Monólogo a siete voces
‘El cos més bonic que s’haurà trobat mai en aquest lloc’, de Josep Maria Miró, que triunfó en Temporada Alta, se verá en primavera en Barcelona
Descubrí a Pere Arquillué (o sea, lo descubrí a lo grande) como el protagonista de Primer amor, de Beckett. Un personaje seco, con una emoción que, como el propio texto, emergía por contraste. Podía parecer sombrón, pero su humor era imprevisible. Y viceversa: aparecía tendido en una plataforma que evocaba una mesa de disección. No podías quitarle los ojos de encima ni dejar de escucharle. Cada frase tenía peso, vuelo y una inflexión inesperada. Un trabajo descomunal, traducido al catalán por Anna Soler, y dirigido por Àlex Ollé y Miquel Górriz. Aquella tarde, pues, brotó en la Villarroel un nuevo y sorprendente personaje que, como decía Beckett, “temía y odiaba el amor”. Para unos, el protagonista tendía a ser hosco y misógino; para otros era infinitamente amable.
Pasa el tiempo y nace una múltiple criatura, creada por Josep Maria Miró y dirigida por Xavier Albertí. Algunas piezas memorables del prolífero Miró serían: El principio de Arquímedes, Nerium Park, L’habitació blanca, Olvidémonos de ser turistas y La mujer que perdía todos los aviones, entre otros éxitos.
El más reciente, de Miró y Albertí, protagonizado por Arquillué, ha llevado el bello título de El cos més bonic que s’haurà trobat mai en aquest lloc. Se estrenó al final del festival Temporada Alta el 9 de diciembre en el Teatre de Salt, donde permaneció hasta el 12 de diciembre. Nueva vuelta: se anuncia regreso en primavera, posiblemente al Romea. En El cos, Arquillué encarna a todos los personajes —vivos y muertos— de la historia. Entrecierro los ojos y veo un pequeño pueblo. Y varios caídos: el asesinato de un adolescente que aparece con los genitales mutilados. El protagonista del relato se suicidó años atrás.
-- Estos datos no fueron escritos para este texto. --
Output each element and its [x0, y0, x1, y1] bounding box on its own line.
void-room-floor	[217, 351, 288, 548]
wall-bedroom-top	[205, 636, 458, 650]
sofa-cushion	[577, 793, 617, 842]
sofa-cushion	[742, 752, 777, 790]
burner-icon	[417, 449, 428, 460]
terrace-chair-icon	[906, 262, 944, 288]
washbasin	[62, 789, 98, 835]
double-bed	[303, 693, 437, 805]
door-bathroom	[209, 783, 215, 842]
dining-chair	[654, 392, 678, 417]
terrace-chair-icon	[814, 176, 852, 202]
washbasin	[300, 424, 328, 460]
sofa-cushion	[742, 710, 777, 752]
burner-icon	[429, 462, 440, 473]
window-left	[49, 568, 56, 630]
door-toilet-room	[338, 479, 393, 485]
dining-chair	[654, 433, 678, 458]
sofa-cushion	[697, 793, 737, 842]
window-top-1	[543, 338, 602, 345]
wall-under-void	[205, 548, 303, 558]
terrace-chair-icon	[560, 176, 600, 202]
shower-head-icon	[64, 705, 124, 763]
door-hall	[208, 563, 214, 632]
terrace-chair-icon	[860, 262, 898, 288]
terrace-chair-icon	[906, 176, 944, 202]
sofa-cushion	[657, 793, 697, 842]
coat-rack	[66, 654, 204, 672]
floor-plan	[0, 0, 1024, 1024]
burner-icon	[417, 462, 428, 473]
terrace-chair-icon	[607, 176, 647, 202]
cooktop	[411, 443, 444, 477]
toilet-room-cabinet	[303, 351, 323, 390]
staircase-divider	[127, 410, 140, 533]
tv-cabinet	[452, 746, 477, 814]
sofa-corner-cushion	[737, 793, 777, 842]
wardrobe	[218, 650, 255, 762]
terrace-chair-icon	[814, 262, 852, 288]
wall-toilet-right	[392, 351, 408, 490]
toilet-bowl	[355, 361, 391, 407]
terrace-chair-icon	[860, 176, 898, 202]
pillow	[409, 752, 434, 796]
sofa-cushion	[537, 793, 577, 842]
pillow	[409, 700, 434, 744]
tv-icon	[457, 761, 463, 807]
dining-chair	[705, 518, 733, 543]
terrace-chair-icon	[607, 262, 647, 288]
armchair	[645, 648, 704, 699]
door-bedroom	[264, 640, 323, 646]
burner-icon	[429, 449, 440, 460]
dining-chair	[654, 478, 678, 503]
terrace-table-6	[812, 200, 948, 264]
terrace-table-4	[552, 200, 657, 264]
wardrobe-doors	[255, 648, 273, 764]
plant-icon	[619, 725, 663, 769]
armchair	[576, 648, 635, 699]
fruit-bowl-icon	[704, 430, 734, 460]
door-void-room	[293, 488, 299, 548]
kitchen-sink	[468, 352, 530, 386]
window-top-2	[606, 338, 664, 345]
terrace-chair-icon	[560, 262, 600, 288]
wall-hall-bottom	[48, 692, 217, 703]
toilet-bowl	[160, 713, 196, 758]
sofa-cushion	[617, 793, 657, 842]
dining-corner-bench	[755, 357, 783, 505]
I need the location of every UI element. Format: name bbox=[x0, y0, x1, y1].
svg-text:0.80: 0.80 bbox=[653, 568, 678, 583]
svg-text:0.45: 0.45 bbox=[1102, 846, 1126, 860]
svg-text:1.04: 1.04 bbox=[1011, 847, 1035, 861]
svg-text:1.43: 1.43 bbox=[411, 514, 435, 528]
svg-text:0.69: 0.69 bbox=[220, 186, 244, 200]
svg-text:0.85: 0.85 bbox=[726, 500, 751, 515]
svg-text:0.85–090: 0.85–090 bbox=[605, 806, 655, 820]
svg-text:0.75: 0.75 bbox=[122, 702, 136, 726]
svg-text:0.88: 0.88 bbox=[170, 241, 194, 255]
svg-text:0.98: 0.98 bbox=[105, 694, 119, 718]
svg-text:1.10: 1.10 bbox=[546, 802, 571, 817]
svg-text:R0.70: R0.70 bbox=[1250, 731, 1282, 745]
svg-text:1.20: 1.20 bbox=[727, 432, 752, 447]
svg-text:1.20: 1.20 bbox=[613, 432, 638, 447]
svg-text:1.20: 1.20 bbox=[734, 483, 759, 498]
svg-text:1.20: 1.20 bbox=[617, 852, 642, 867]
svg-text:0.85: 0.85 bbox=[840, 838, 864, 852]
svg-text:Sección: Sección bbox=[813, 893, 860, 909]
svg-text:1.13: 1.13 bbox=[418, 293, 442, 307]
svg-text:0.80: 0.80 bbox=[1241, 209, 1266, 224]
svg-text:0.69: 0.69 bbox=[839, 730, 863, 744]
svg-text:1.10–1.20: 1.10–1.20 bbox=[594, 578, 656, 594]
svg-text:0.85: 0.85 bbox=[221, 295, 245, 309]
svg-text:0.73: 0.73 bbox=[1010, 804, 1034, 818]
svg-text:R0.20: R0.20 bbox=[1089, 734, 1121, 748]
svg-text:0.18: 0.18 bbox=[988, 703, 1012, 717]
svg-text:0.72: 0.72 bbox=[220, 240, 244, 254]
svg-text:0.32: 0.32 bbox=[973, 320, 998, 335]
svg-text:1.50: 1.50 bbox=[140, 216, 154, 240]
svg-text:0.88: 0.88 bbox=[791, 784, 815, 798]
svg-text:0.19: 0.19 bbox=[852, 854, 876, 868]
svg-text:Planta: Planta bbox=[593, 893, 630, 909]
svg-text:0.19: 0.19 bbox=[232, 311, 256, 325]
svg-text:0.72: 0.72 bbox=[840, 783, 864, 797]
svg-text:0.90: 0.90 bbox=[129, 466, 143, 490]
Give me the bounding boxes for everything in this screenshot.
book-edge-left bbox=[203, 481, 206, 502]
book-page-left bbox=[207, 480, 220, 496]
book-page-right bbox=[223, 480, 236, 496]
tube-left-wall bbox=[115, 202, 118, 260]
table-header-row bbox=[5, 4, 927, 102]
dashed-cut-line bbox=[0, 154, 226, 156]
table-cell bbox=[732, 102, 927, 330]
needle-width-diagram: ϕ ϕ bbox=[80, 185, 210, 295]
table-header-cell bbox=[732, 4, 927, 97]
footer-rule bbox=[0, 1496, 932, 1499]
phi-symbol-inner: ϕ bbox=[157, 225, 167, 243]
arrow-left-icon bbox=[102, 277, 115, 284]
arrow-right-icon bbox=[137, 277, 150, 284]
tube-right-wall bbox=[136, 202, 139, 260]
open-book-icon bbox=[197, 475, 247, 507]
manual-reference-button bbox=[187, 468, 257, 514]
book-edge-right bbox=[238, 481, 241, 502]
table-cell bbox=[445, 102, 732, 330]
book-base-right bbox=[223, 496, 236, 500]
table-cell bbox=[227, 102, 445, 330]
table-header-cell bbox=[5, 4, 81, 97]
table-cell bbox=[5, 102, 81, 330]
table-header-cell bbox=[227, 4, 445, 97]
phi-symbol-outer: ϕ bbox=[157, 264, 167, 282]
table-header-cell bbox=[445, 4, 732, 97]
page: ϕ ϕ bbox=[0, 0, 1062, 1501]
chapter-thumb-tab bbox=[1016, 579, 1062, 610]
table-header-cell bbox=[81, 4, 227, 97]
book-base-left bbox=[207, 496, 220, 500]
La madre del joven, la profesora del instituto, son “algunas de las almas”. El texto, dijo Miró, “no es para un actor, sino para un tiempo y un país”. Brotan nuevos ecos que parecen los aullidos de La mort i la primavera, de Mercè Rodoreda. Un título podría ser Monólogo a siete voces, con el subtítulo de Pensado para un único actor o actriz. Miró añade, sagaz: “Da lo mismo su edad y su género”.
Arquillué nos hace ver una muerte luminosa que desemboca en un caleidoscopio de espejos y colores con un aire a Ray Bradbury. Cuesta creer que haya tantas criaturas perfumadas de verano. Ahí llega corriendo Albert, el chico de bañador rojo con tiras blancas, también conocido como “el chaval de Can Ramis”.
Hay muchos personajes en un pueblo tan pequeño. Y muchas víctimas. Y muchos felices. El padre dijo: “Soy tan feliz que me gustaría congelar este momento y que no acabara nunca”. Lluís, al que apodan Tom Selleck. Eliseu (“antes Pink, ahora Blue”). Cochazos casi irreales. Talbot. Chrysler 150. “Y moros. Con coches viejos, hechos polvo. Gente de fuera”. Ricard, el amo de la serradora. Julia, la directora del instituto. “Creételo”, le dicen. “Una de aquellas semanas que andabas por ahí, entró por mi balcón. Albert, sí. El chico muerto. Mi alumno”. Otra: “Era de noche, al borde de una piscina. Nunca había visto un agua tan turbia. Cada sueño más violento que el anterior. Cuatro de la madrugada. Me he vestido. Todo estaba tan tranquilo que asustaba”.
Coincidencias, puentes. Las fechas de nacimiento y muerte de Marilyn: 1926 y 1962.
Más historias dentro de historias. “La mataron. Hace dos años. En la carretera. Una noche. Pobre. Colombiana. Me entristezco. Una sirena asesinada”.